Gender Wars: what does this even mean? by Jessamine Giese
What a beautiful baby girl – I love her pink clothes! I bet your son is loving superheroes at the moment! Good morning boys and girls! Welcome, ladies and gentleman!
Gender stereotyping is prevalent in everyday language; even simple greetings can escape without a person considering the divide that is being created. Research has found children as young as 2 years are able to understand aspects of gender discrimination. By 5 years of age, children can associate toys with specific genders, such as hammers for boys and dolls for girls, and this may challenge their formation of friendships.
Popular media plays a significant role in emphasizing gender stereotypes: stories focusing on pink, princesses and castles versus superheroes and combat, with little middle ground conditions a sense of two opposing sides.
But do gender stereotypes remain a childhood issue? Is gender equality resolved by adulthood? When consulting statistics…
The Australian Bureau of Statistics (2015) reveals the following facts:
- Men hold the majority of the highest leadership roles in Australia (public and non-public sector)
- 35% of Commonwealth justices and judges are women
- 23% of State Supreme Court and Court of Appeal judges are women
- 3% of mining CEOs are women
- 4% of Financial and Insurance Services CEOs are women
- 70% of workers in education and training are women
- 78% of workers in health care and social assistance are women
Perhaps this is caused by cultural exclusion exercising power; perhaps it is not gender equality we are chasing, but instead gender equity and equal opportunities for all.
We, as educators, parents and stakeholders in children’s education, can contribute to the perceptions of gender: by continuously reflecting on how we (although inadvertently) contribute to a predisposition of gender stereotypes in children.

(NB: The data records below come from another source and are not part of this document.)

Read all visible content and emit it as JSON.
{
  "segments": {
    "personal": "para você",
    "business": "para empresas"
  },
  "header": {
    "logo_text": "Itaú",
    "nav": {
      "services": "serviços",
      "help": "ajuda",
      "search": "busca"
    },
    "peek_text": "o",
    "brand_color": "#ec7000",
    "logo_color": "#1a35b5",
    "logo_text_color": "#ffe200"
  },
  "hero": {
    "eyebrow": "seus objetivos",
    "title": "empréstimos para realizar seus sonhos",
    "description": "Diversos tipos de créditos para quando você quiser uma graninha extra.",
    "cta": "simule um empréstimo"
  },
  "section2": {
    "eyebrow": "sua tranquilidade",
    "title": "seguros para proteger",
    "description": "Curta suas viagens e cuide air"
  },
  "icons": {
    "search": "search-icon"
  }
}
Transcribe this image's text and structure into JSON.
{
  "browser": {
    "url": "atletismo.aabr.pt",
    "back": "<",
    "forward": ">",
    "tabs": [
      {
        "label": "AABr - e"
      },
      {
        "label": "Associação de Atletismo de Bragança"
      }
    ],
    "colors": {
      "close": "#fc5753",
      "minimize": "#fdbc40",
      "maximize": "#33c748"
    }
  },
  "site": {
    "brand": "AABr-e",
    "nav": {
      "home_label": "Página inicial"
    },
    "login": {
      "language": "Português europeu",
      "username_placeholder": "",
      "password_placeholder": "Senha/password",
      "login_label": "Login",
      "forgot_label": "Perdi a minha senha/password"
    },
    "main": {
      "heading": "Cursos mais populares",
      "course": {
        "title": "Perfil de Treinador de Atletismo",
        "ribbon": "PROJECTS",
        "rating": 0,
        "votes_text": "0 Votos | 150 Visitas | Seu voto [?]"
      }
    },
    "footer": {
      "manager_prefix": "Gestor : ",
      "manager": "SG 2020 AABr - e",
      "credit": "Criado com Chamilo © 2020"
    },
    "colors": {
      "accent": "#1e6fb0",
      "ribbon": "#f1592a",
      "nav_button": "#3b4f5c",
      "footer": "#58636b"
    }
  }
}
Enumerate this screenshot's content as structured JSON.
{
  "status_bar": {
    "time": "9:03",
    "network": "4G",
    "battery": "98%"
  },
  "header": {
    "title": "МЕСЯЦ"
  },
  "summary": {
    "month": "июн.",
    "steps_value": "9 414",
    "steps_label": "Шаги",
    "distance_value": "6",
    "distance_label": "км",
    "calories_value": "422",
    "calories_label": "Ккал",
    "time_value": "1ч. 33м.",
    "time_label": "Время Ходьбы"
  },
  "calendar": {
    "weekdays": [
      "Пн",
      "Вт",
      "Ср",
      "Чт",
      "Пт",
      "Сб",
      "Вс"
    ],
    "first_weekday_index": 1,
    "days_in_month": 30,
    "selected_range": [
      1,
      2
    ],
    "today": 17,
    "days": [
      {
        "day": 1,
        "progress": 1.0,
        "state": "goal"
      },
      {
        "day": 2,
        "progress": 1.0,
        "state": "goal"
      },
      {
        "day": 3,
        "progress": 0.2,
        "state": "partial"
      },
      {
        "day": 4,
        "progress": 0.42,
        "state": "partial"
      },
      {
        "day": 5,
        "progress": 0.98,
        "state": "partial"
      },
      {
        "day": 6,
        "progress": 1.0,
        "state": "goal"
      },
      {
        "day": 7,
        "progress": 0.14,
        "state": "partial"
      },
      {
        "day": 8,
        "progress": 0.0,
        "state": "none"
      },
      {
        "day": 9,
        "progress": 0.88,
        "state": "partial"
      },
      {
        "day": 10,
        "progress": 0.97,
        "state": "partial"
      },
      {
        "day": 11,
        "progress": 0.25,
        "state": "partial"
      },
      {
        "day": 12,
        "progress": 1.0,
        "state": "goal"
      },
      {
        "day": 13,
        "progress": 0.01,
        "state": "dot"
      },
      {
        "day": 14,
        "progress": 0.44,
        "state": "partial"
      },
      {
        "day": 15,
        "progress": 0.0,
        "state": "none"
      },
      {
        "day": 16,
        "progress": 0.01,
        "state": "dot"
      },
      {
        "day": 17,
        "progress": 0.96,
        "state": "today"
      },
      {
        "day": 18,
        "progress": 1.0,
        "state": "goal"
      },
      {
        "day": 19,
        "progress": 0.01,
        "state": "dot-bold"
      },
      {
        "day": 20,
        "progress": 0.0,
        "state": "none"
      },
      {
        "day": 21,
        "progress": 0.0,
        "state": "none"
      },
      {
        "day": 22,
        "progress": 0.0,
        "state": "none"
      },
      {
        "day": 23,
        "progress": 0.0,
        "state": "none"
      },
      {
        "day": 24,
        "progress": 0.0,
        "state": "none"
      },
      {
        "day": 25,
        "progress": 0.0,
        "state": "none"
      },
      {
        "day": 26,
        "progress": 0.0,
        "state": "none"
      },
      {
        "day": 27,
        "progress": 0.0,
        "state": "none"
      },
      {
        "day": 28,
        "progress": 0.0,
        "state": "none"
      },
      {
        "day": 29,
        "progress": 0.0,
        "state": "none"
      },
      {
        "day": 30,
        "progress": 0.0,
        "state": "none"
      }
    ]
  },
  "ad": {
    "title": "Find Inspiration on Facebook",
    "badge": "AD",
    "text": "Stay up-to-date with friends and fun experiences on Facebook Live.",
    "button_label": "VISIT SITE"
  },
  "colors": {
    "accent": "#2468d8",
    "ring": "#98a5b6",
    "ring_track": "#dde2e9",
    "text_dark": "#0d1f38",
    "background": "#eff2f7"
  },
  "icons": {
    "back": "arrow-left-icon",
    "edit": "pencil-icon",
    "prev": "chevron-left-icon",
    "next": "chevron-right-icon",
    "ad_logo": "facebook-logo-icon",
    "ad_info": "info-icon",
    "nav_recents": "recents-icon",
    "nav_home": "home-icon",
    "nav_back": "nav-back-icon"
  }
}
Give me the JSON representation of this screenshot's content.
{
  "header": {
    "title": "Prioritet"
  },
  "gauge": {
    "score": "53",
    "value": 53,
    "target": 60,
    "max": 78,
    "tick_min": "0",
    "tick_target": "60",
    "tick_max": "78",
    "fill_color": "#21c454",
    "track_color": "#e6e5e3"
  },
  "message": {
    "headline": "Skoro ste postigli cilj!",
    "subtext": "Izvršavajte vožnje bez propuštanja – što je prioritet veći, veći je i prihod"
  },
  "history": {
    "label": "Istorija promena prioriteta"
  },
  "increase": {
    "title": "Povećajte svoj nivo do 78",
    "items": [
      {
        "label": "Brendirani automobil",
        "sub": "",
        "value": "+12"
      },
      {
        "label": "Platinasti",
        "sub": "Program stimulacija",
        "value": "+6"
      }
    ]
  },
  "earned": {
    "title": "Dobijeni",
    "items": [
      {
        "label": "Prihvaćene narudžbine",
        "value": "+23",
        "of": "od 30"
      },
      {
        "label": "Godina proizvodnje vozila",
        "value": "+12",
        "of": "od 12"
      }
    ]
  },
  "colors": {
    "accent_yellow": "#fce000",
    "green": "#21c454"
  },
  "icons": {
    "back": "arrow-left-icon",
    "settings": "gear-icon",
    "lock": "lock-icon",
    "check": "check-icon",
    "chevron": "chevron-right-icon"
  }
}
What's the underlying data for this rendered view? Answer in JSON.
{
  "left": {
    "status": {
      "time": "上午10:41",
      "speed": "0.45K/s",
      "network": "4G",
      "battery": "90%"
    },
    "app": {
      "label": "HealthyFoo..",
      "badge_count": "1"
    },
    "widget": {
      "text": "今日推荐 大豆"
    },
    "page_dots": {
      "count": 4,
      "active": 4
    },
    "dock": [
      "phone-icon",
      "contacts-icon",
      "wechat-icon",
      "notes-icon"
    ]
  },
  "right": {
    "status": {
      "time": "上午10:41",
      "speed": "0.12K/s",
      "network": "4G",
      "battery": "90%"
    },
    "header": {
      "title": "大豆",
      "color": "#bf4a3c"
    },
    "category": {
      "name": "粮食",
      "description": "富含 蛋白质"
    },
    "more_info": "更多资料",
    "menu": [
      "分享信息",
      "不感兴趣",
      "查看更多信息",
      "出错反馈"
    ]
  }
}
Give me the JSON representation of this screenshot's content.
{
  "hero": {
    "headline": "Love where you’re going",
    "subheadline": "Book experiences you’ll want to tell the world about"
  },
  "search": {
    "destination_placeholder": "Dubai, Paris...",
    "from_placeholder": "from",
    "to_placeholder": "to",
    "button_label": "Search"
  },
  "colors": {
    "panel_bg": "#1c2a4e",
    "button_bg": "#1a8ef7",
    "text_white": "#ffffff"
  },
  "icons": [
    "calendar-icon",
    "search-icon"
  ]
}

We can acknowledge diversity, seek gender inclusivity and change our daily routines to incorporate comments such as, “Good morning class”, gender neutral toys and experiences and non-fiction stories that portray a sense of community.
Let’s inspire a culture of youth who have self-awareness, independency and confidence to be active discoverers in their world and challenge definitions of what is ‘politically correct’. Let’s provide our children with an education that emphasizes on the process rather than the product. Let’s foster children with real-world experiences and respect for one another.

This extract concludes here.